One African tribe, the Hadza people of Tanzania, who are one of the few remaining people that still live by hunting and gathering, don’t suffer from Car Brain. He explains: “Anthropologists have strapped G.P.S. devices to the Hadza, among the last hunter-gatherers left on earth, and discovered that the men walk on average seven miles a day in pursuit of game. (Women a little less.) This adds up to 2,500 miles annually, or tramping from New York to Los Angeles every year. Given that this ancient economy is one that dominated 95 percent of human history, walking that distance is our norm. Sitting down is what’s radical.”

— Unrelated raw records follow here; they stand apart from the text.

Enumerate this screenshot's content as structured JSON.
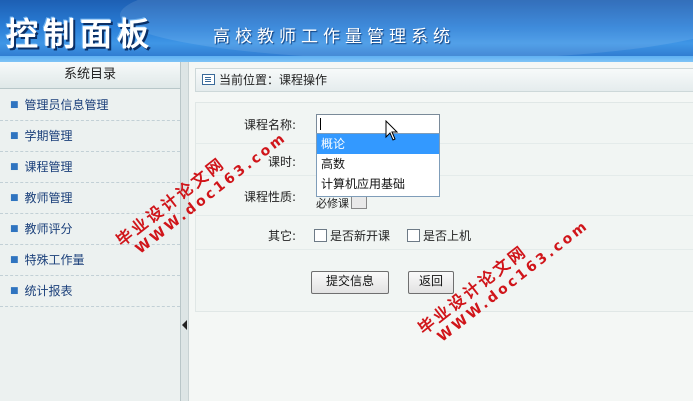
{
  "header": {
    "title": "控制面板",
    "subtitle": "高校教师工作量管理系统"
  },
  "sidebar": {
    "title": "系统目录",
    "items": [
      {
        "label": "管理员信息管理"
      },
      {
        "label": "学期管理"
      },
      {
        "label": "课程管理"
      },
      {
        "label": "教师管理"
      },
      {
        "label": "教师评分"
      },
      {
        "label": "特殊工作量"
      },
      {
        "label": "统计报表"
      }
    ]
  },
  "breadcrumb": {
    "text": "当前位置：课程操作"
  },
  "form": {
    "course_name_label": "课程名称:",
    "course_name_value": "",
    "course_options": [
      "概论",
      "高数",
      "计算机应用基础"
    ],
    "selected_option": "概论",
    "hours_label": "课时:",
    "type_label": "课程性质:",
    "type_partial_text": "必修课",
    "other_label": "其它:",
    "checkbox_new_course": "是否新开课",
    "checkbox_lab": "是否上机",
    "submit_label": "提交信息",
    "reset_label": "返回"
  },
  "watermark": {
    "line1": "毕业设计论文网",
    "line2": "WWW.doc163.com"
  },
  "colors": {
    "header_blue": "#2a7fd8",
    "selection_blue": "#3399ff",
    "watermark_red": "#d0151a"
  }
}
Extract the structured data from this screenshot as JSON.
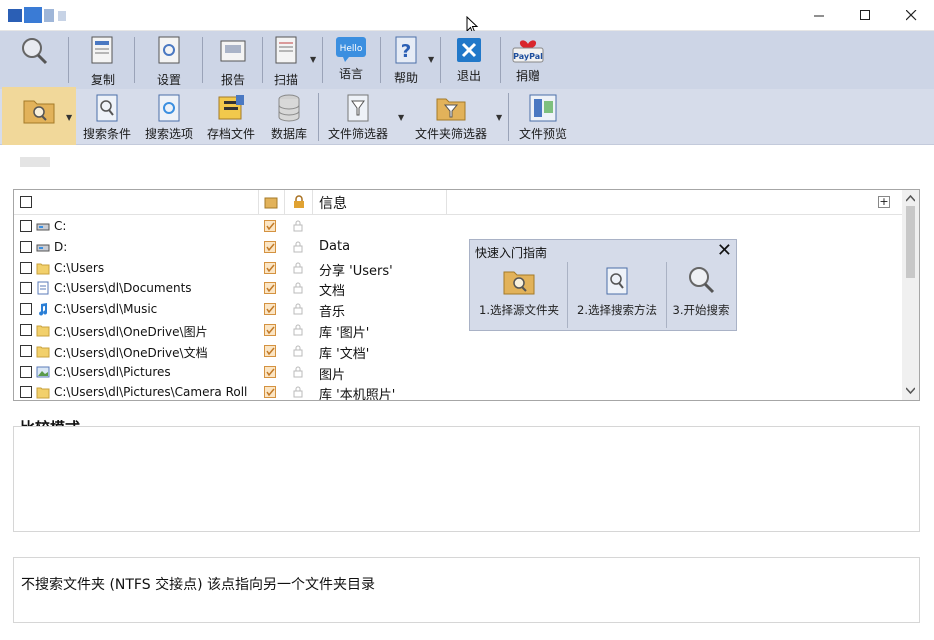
{
  "titlebar": {
    "minimize_icon": "minimize-icon",
    "maximize_icon": "maximize-icon",
    "close_icon": "close-icon"
  },
  "toolbar_main": {
    "items": [
      {
        "label": "",
        "icon": "search-magnifier-icon"
      },
      {
        "label": "复制",
        "icon": "copy-report-icon"
      },
      {
        "label": "设置",
        "icon": "settings-doc-icon"
      },
      {
        "label": "报告",
        "icon": "report-icon"
      },
      {
        "label": "扫描",
        "icon": "scan-doc-icon"
      },
      {
        "label": "语言",
        "icon": "hello-language-icon"
      },
      {
        "label": "帮助",
        "icon": "help-icon"
      },
      {
        "label": "退出",
        "icon": "exit-icon"
      },
      {
        "label": "捐赠",
        "icon": "paypal-donate-icon"
      }
    ],
    "hello_text": "Hello",
    "paypal_text": "PayPal"
  },
  "toolbar_search": {
    "items": [
      {
        "label": "",
        "icon": "source-folder-icon"
      },
      {
        "label": "搜索条件",
        "icon": "search-criteria-icon"
      },
      {
        "label": "搜索选项",
        "icon": "search-options-icon"
      },
      {
        "label": "存档文件",
        "icon": "archive-files-icon"
      },
      {
        "label": "数据库",
        "icon": "database-icon"
      },
      {
        "label": "文件筛选器",
        "icon": "file-filter-icon"
      },
      {
        "label": "文件夹筛选器",
        "icon": "folder-filter-icon"
      },
      {
        "label": "文件预览",
        "icon": "file-preview-icon"
      }
    ]
  },
  "file_list": {
    "header": {
      "info": "信息"
    },
    "rows": [
      {
        "path": "C:",
        "info": "",
        "icon": "drive-icon"
      },
      {
        "path": "D:",
        "info": "Data",
        "icon": "drive-icon"
      },
      {
        "path": "C:\\Users",
        "info": "分享 'Users'",
        "icon": "folder-icon"
      },
      {
        "path": "C:\\Users\\dl\\Documents",
        "info": "文档",
        "icon": "document-icon"
      },
      {
        "path": "C:\\Users\\dl\\Music",
        "info": "音乐",
        "icon": "music-icon"
      },
      {
        "path": "C:\\Users\\dl\\OneDrive\\图片",
        "info": "库 '图片'",
        "icon": "folder-icon"
      },
      {
        "path": "C:\\Users\\dl\\OneDrive\\文档",
        "info": "库 '文档'",
        "icon": "folder-icon"
      },
      {
        "path": "C:\\Users\\dl\\Pictures",
        "info": "图片",
        "icon": "pictures-icon"
      },
      {
        "path": "C:\\Users\\dl\\Pictures\\Camera Roll",
        "info": "库 '本机照片'",
        "icon": "folder-icon"
      }
    ]
  },
  "quick_guide": {
    "title": "快速入门指南",
    "steps": [
      {
        "label": "1.选择源文件夹",
        "icon": "source-folder-icon"
      },
      {
        "label": "2.选择搜索方法",
        "icon": "search-method-icon"
      },
      {
        "label": "3.开始搜索",
        "icon": "magnifier-icon"
      }
    ]
  },
  "compare_section": {
    "title": "比较模式"
  },
  "bottom_panel": {
    "text": "不搜索文件夹 (NTFS 交接点) 该点指向另一个文件夹目录"
  }
}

Let’s hope that Salopek is ultimately successful in his bravely ambitious attempt to cover the globe by foot. After heading north into the Middle East, he will venture northeast across the steppes of Central Asia to China; then go by sea from Siberia to Alaska –at one time, a land bridge existed there, but when the last Ice Age ended, the melted ice created a new sea; and then walk down the lengthy spine of the Americas all the way to Patagonia. (One of the most dangerous places on Earth is the Darien Gap, a 99-mile stretch of undeveloped swampland and forest separating Panama and Colombia; this missing link of the Pan American Highway is home to drug traffickers and armed Marxist rebels from Colombia).
According to the two chief sponsors of Salopek’s Out of Eden journey, he’s really not walking alone, but regularly allowing the rest of us to accompany him as virtual companions. “The goal of the world walk is to slow readers down and allow them to reflect on current events as a form of pilgrimage. By using the history of our migration as a backdrop for international news, Salopek will examine the most important global stories of our day from ground level…walking into stories as diverse as human conflict and local innovations, mass migration and the Internet revolution, climate change and cultural survival. A worldwide audience is invited to ‘walk along’ via quality Web reportage that includes articles, video, audio and blogs.”
Now, we come to the final question: what is Salopek wearing on his feet? Did opt to go Paleo, and is traveling across the planet barefoot? Judging from the selfies that he’s been taking of his feet along the way (should these photos be called “footsies?”), he’s wearing Merrell lightweight hiking boots.